No es hasta los últimos minutos del espectáculo que la vemos sin filtros ni veladuras, pero igualmente inaccesible
El dispositivo escenográfico sugiere el interior de un palacio –se tiñe con tonalidades de cobre, cuando resta creíble todavía la promesa del matrimonio–, pero puede evocar también un descampado interior –a la hora del abandono. Paso de un azul cielo blanqueado a un rosa pastel, para después tintarse de un rojo brillante, casi imposible de tan puro. Atraviesan los volúmenes lumínicos a unos figurantes que tan pronto llevan la toga de senadores –en un fantasmal segundo término– como integran al séquito –¿pretoriano, bacanal?– de Tito, entre golpes de yunque y cánticos en latín. Este movimiento escénico se ve eclipsado por la presencia de la reina, que, a pesar del hieratismo, vaga como un alma en pena, pasando del temor a la esperanza, de la súplica a la invectiva. El final de Racine se sustituye por uno amargo, iterado y cada vez más imitado “Ne me regardez pas” –como Medea, Bérénice no quiere ser el hazmerreír de un pueblo que la odia–, hasta el oscuro definitivo.
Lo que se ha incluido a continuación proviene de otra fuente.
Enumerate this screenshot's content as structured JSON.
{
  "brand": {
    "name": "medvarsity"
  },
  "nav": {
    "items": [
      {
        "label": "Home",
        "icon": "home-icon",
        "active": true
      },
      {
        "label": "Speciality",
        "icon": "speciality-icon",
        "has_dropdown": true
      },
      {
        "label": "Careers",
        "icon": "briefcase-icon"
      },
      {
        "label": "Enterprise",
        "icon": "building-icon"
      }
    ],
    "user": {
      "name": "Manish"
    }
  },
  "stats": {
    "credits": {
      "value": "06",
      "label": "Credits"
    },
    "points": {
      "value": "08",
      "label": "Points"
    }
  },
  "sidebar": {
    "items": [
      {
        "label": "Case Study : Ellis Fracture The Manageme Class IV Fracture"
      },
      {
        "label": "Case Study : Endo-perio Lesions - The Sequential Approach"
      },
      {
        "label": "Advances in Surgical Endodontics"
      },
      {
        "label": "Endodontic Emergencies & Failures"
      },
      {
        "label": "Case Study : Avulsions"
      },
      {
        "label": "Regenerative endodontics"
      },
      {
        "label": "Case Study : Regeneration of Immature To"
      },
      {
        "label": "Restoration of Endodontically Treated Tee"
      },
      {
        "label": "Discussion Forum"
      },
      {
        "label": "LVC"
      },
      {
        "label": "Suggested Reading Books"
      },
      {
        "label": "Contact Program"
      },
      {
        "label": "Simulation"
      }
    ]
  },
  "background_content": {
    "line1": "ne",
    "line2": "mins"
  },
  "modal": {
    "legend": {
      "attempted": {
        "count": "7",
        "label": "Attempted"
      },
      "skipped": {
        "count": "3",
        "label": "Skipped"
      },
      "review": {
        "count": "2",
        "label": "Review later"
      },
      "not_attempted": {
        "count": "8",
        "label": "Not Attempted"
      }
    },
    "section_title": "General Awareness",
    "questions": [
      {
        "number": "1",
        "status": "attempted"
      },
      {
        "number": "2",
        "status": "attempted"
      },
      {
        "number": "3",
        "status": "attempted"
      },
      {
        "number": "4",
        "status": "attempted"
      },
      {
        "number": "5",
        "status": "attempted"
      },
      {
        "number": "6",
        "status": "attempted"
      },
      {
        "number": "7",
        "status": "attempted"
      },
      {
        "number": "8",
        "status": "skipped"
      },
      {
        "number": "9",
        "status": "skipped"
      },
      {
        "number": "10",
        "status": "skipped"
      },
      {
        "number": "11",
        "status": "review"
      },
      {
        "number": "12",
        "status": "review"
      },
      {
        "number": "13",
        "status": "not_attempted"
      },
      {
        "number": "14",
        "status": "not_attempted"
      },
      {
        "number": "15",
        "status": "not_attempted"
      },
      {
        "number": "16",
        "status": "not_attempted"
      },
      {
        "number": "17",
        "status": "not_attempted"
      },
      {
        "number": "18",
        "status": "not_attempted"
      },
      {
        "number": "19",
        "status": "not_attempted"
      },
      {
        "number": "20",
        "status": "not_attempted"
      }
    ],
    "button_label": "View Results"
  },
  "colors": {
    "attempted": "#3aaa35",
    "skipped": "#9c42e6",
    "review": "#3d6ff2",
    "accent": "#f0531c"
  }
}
Inmóvil en el suelo, sacrificial y sola sobre el rojo imperial, Huppert resulta magnética, una escultura viva enfrente del busto inerte del emperador. No es hasta los últimos minutos del espectáculo que la vemos sin filtros ni veladuras, pero igualmente inaccesible. El artefacto envuelto y anieblado, en una escena concebida como un pedestal, dificulta deliberadamente la percepción y nos distancia del movimiento anímico, a la vez que materializa a la perfección el aislamiento y la incomunicación del personaje. Todo ha sido como una ilusión efímera, una obsesión exquisitamente empaquetada, y admiramos deslumbrados la belleza de este dolor pasional hecho destino y tradición.